Immunological analyses of CYP19A1–ESR axis in breast cancer. ac Spearman correlations between CYP19A1, ESR1, ESR2 and multiple TILs across human cancers. For each cancer type, the relative abundance of TILs were inferred by using GSVA based on gene expression profile (TCGA). The readouts of BRCA were highlighted in black frames. dg Spearman correlations between CYP19A1 and representative immunostimulators (including IL6, TNFRSF8, C10orf54 and CD48) in BRCA (TCGA). hk Spearman correlations between ESR1 and representative immunostimulators (including IL2RA, TNFRSF8, ULBP1 and CD40) in BRCA (TCGA). lo Spearman correlations between ESR2 and representative immunostimulators (including TNFRSF13C, TNFRSF17, CD27 and TNFRSF13B) in BRCA (TCGA). The detailed rho and p-value were individually shown as indicated in each panel, and p-value < 0.05 was considered statistically significant

Conclusions

Taken together, the genomic and immunologic analyses do not support the combined therapeutic strategy of anastrozole and fulvestrant.
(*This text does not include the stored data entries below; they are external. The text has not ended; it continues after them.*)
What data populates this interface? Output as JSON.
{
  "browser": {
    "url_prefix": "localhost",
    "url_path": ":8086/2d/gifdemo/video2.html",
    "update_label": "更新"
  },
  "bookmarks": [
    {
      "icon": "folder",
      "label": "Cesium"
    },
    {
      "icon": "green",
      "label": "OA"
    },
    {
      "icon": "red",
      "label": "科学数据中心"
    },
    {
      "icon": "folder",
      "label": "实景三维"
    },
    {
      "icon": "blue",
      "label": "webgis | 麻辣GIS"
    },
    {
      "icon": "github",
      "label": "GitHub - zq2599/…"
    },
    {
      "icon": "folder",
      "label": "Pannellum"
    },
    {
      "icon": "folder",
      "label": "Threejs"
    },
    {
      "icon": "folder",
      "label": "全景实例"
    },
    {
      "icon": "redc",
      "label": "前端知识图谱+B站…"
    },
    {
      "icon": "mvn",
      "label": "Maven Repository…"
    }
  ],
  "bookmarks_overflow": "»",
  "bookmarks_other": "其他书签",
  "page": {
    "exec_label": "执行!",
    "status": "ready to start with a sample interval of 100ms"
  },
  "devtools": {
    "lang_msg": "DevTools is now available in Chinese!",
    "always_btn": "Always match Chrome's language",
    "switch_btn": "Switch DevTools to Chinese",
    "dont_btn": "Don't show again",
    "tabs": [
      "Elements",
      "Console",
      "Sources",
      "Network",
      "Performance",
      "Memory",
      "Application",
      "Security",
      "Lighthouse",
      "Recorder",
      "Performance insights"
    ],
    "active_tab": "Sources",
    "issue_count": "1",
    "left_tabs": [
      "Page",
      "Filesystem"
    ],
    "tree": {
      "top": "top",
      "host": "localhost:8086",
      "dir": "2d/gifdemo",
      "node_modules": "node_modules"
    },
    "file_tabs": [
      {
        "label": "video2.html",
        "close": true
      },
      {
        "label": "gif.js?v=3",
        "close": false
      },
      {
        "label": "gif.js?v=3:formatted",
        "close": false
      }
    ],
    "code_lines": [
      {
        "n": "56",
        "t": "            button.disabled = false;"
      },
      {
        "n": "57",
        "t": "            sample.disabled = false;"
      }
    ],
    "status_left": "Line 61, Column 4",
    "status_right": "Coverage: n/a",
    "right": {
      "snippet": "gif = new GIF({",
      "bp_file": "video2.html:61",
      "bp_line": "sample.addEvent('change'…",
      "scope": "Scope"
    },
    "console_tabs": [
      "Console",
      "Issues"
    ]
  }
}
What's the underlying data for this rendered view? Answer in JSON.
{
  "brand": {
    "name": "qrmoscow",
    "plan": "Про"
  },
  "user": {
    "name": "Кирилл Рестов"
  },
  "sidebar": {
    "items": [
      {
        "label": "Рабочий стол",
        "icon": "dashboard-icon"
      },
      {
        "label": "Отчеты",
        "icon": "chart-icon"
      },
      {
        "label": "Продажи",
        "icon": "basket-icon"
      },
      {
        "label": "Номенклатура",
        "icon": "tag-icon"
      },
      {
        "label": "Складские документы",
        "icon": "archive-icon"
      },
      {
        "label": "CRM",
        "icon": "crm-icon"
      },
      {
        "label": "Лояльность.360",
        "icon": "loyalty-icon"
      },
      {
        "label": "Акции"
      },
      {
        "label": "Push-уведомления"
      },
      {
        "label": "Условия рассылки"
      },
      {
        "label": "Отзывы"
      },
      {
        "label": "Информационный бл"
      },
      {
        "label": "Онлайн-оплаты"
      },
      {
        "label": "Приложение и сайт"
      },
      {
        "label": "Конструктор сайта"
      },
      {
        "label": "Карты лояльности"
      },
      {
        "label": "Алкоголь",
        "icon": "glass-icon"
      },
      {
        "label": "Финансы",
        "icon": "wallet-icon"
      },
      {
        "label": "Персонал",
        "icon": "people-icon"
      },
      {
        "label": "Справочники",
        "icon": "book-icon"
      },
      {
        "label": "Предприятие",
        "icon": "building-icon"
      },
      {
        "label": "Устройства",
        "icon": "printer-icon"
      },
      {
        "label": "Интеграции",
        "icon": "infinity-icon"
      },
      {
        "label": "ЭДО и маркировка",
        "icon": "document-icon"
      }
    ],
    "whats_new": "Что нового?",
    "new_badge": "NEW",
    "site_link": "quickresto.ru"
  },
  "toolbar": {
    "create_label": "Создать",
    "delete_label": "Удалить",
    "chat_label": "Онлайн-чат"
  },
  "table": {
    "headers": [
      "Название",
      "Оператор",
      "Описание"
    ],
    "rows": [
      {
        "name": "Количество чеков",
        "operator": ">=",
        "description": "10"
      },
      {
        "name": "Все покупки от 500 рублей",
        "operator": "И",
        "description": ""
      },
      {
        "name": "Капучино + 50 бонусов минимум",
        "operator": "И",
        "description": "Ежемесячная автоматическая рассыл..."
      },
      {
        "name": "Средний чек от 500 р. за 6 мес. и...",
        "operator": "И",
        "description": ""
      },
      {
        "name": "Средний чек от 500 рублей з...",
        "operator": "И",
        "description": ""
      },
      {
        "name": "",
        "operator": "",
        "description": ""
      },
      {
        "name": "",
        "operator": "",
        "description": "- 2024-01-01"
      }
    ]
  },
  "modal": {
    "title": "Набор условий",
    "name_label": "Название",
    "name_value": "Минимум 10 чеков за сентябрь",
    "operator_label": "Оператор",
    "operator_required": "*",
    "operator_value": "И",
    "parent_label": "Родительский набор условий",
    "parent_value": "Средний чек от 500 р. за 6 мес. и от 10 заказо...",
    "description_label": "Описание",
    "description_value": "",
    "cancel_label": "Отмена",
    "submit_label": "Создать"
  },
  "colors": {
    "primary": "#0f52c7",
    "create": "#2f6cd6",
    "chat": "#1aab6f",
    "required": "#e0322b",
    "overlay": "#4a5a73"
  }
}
Although sometimes the outcomes are good, targeting the whole CYP19A1–ESR axis may cause the inactivation of anti-tumor immune response, which largely attenuates its application prospects in breast cancer. Considered the pathophysiologic functions of CYP19A1 and ESR1/ESR2-mediated signaling pathway in breast cancer seem as more complicated than what we have already known or identified, more precise therapy will be needed in the near future.